Thank you firstly to TLC Book Tours and National Geographic  for sending me a copy of this book to review.

As the description indicates this is a book about women rulers in Ancient Egypt.  For me this book was a highly accessible read about Ancient Egypt, focussing on six women who did rule, although only allowed this role through circumstance and male alliance.  That is not to say they didn’t do it well, because they did, particularly when noting the pyramid structure of the society with 1 ruler – the Pharoah at the top.  Starting this book I was expecting something different – a period of time in Ancient Egypt under Female rule… that is not what this book is, but rather a very interesting study of Eqyptian women ruling when circumstances allowed or required them to.

I’ve been to Egypt a couple of times, a country I wanted to visit from a very young age, fascinated by the Pyramids and wanting to see them I travelled round Egypt in my twenties, following the course of the Nile.  Steeped in History and with landmarks familiar from books and television, it was every bit as exciting and wonderous as I had hoped it would be.  And my interest has remained.

This book explores the circumstances in which these six women came into power – as regent or at the end of the Dynasty when there is no heir, or via their husbands.  The role of Harems in producing Kings and the impact of Incest is also discussed.  And the women themselves – who were they and what was their role, how did they get there and what did they leave behind?

This book also highlighted, sadly how little progress has been made in terms of equality for women and towards an egalitatarian society.  I was struck that in the most part, in Ancient Egypt, women ruled when no one else could or as a trusted female regent until the next male King came of age.  Power was afforded to women through men.  The author draws parallels to the perception of women today and language used to curb powerful women, and in similar fashion it seems Eqyptian Queens pale in comparison to their male counterparts in history, in some cases almost disappearing.

For anyone interested in Ancient Egypt, or even thinking of visiting Egypt this book is fascinating, detailed yet highly readable, providing a useful foundation of knowledge about this fantastic civilisation which would be complemented by visiting some of the breathtaking locations talked about – The Temple of Millions of Years – pointed out to me as the Temple of Queen Hatshepsut when I was en-route to the Valley of the Kings, Karnak Temple, the Egyptian Museum and the Pyramids of Saqqara.

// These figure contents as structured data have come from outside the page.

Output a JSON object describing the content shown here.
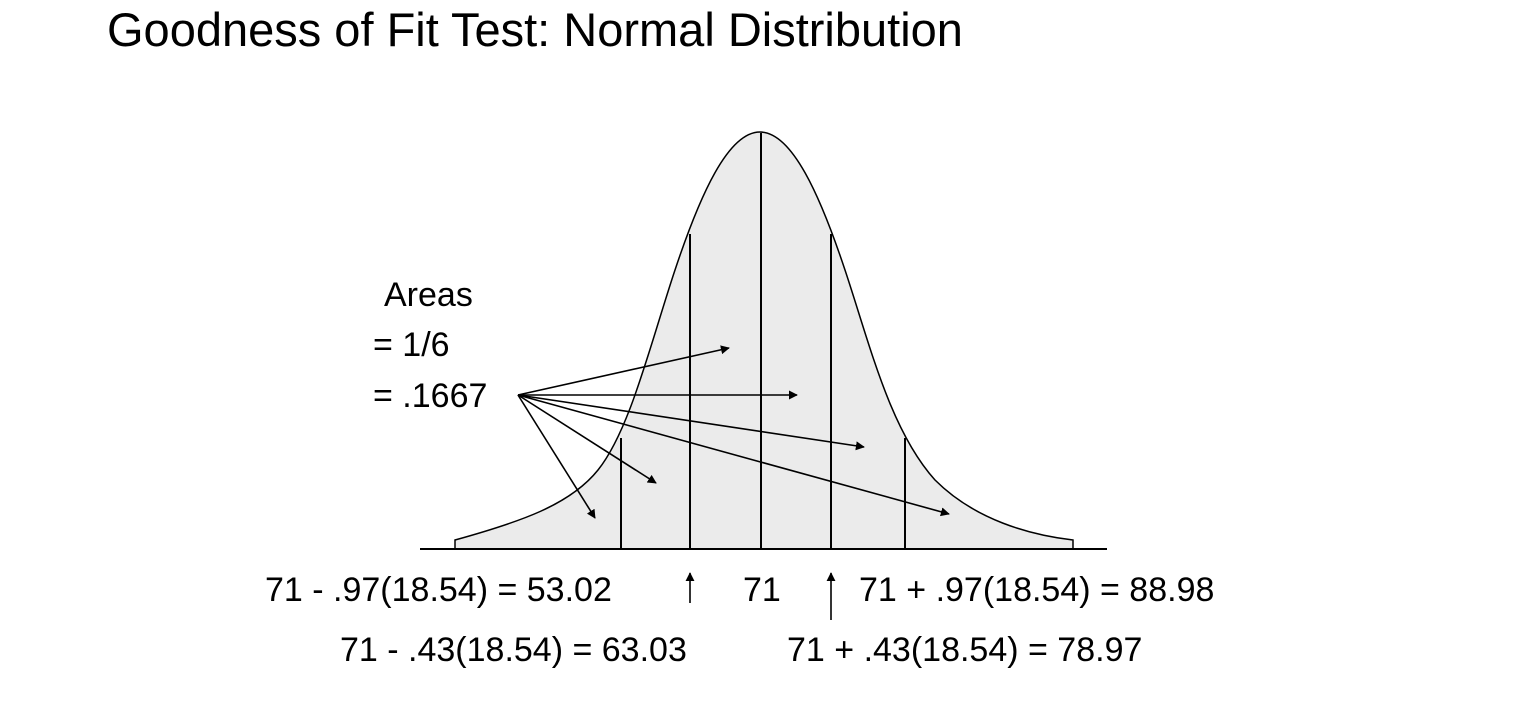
{
  "title": "Goodness of Fit Test:  Normal Distribution",
  "areas_label": {
    "line1": "Areas",
    "line2": "= 1/6",
    "line3": "= .1667"
  },
  "boundaries": {
    "left_outer": "71 - .97(18.54) = 53.02",
    "left_inner": "71 - .43(18.54) = 63.03",
    "center": "71",
    "right_inner": "71 + .43(18.54) = 78.97",
    "right_outer": "71 + .97(18.54) = 88.98"
  },
  "colors": {
    "curve_fill": "#ebebeb",
    "stroke": "#000000"
  }
}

This book has reignited my interest in Ancient Egypt – of course I would like to visit again and I would love to know more about these female rulers, frustratingly information is limited but that said, I would jump at the chance to hear Kara Rooney speak on this most interesting of subjects.

About the Author

Kara Rooney is a professor of Egyptology at UCLA.  her academic work focuses on death preparations, afterlife beliefs and gender studies.  She is currently investigating coffin reuse during the Bronze Age Collapse, allowing her to examine funerary objects in dozens of museums around the world, including the Eqyptian Museum in Cairo, the Louvre in Paris, The British Museum in London and the Metropolitan Museum of Art in New York.  She appeared as a lead expert in the popular Discovery Channel special The Secrets of Eqypt’s Lost Queen and is the creator and host of Discovery’s Out of Egypt.  Her book The Woman Who Would be King was published in 2014.  She lives in Los Angeles.